Just a couple miles into that fifth lap, I simply couldn’t get my hips to open up enough to actually run. Even on the smoothest, most inviting down hills, where the running would have been easiest, I was reduced to walking. (It’s a bad sign when you can’t even shuffle jog the downhills anymore.) And the pace of walking got slower as the lap progressed, due to the hips getting progressively tighter.
I think the moderate pace I tried to maintain during the first 50 miles was just too darn fast for my body and my level of fitness.
It’s very pretty. I didn’t have to pay too much attention to the course markings or getting off track, and that freed me up to just run.
It’s been a while since I’ve run on the East Coast. I’d forgotten about the trees… so many trees! There are trees in my part of Colorado, of course, but things are different here. It seems like in North Carolina, when a new residential development goes in, the builders would have to cut down trees to make room for the houses.
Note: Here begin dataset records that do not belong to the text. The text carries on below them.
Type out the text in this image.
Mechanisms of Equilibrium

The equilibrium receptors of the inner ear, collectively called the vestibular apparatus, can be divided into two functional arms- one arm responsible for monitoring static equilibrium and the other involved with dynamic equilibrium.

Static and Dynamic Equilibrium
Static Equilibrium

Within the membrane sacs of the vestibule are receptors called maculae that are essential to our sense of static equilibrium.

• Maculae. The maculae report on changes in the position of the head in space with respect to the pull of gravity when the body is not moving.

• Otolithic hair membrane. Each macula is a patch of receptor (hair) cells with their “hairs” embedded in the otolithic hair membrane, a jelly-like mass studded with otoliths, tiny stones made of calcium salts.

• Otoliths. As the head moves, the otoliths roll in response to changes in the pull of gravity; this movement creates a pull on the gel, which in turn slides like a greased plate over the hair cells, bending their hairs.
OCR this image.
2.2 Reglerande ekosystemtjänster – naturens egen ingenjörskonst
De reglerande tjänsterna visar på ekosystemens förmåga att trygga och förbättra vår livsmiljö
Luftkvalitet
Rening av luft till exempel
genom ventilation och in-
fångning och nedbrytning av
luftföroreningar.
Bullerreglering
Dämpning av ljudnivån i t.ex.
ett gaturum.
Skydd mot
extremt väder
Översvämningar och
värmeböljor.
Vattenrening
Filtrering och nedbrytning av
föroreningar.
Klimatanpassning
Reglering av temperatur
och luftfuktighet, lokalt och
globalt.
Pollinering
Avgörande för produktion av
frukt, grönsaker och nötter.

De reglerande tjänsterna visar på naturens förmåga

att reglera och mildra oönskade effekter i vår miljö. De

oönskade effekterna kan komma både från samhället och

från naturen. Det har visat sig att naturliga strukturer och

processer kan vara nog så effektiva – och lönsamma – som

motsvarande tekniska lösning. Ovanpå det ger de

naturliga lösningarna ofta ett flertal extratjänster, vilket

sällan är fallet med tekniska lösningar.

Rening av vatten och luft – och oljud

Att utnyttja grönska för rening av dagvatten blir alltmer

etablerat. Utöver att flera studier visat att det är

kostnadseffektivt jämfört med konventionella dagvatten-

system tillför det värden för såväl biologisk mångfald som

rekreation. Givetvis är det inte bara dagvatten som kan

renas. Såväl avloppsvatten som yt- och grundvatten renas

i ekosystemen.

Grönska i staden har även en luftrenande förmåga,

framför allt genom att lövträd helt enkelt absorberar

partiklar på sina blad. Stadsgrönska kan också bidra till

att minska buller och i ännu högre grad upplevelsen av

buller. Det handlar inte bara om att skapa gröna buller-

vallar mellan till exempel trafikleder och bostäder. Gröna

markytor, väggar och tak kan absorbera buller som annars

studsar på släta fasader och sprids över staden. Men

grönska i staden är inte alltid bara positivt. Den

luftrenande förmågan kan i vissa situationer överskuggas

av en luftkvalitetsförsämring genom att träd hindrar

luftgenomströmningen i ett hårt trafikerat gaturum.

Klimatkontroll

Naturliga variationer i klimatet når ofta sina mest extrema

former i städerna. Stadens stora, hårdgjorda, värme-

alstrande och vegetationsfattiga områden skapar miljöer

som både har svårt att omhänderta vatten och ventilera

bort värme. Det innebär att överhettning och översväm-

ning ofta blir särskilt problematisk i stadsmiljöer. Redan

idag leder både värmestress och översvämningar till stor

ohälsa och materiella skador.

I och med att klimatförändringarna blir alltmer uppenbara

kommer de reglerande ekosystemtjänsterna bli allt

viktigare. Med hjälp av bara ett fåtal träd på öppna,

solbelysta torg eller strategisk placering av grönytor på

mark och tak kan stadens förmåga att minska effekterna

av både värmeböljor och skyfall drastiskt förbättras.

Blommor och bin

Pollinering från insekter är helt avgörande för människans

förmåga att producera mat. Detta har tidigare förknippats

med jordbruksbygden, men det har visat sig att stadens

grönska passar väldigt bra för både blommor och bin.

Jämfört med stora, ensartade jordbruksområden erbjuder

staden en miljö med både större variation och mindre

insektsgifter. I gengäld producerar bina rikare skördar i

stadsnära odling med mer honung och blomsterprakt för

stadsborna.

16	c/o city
Here in the Front Range (at least in the flat parts), the trees are brought in from a nursery and planted around the new houses as they’re built.
While I didn’t try to plan the running itself, I did want to be confident that I could respond to different weather and body conditions. The race was cold, but that didn’t come as a surprise. I just failed to accurately translate the temperatures into how they’d make my body feel after 50 miles of running. I brought lots of cold weather gear, and thought I was doing a good job in staying warm, but it turns out…. no.
For example, by the time I came around to finish lap four, I knew that the next lap was likely going to be finished after the sun went down, so I added some clothing. But what I didn’t plan for is how cold it would get in the 90 minutes before sunset.
The vast majority of my calories came from Tailwind (supplemented with a couple hamburgers, a couple cups of soup, and a few gels and sugar waffles), and I had no stomach or cramping problems at any point.
I think the thing I miss most now is the potential of the race. I’m not particularly disappointed that I didn’t finish, because I’m confident that I did the best I could on that day without putting myself at what I consider to be too great a risk.
But now I don’t have a 100 miler in my future to think about when I’m running the trails here at home. I don’t have any race reports to research, or planning to do. And that feels like a bit of a gap in my running mind right now.
I’d recommend the Umstead 100 to anyone looking to make the jump from 50 miles to 100. The volunteers were all great, and every volunteer pacer that passed me on the last lap asked how I was doing and whether I needed anything. The Umstead staff and volunteers genuinely care about the participants, and really do provide the ideal environment for someone to reach that 100 mile finish.
I learned a lot, and feel like I know so much more more now that I’ll be better prepared for my next attempt at 100 miles – which might turn out to be Umstead again!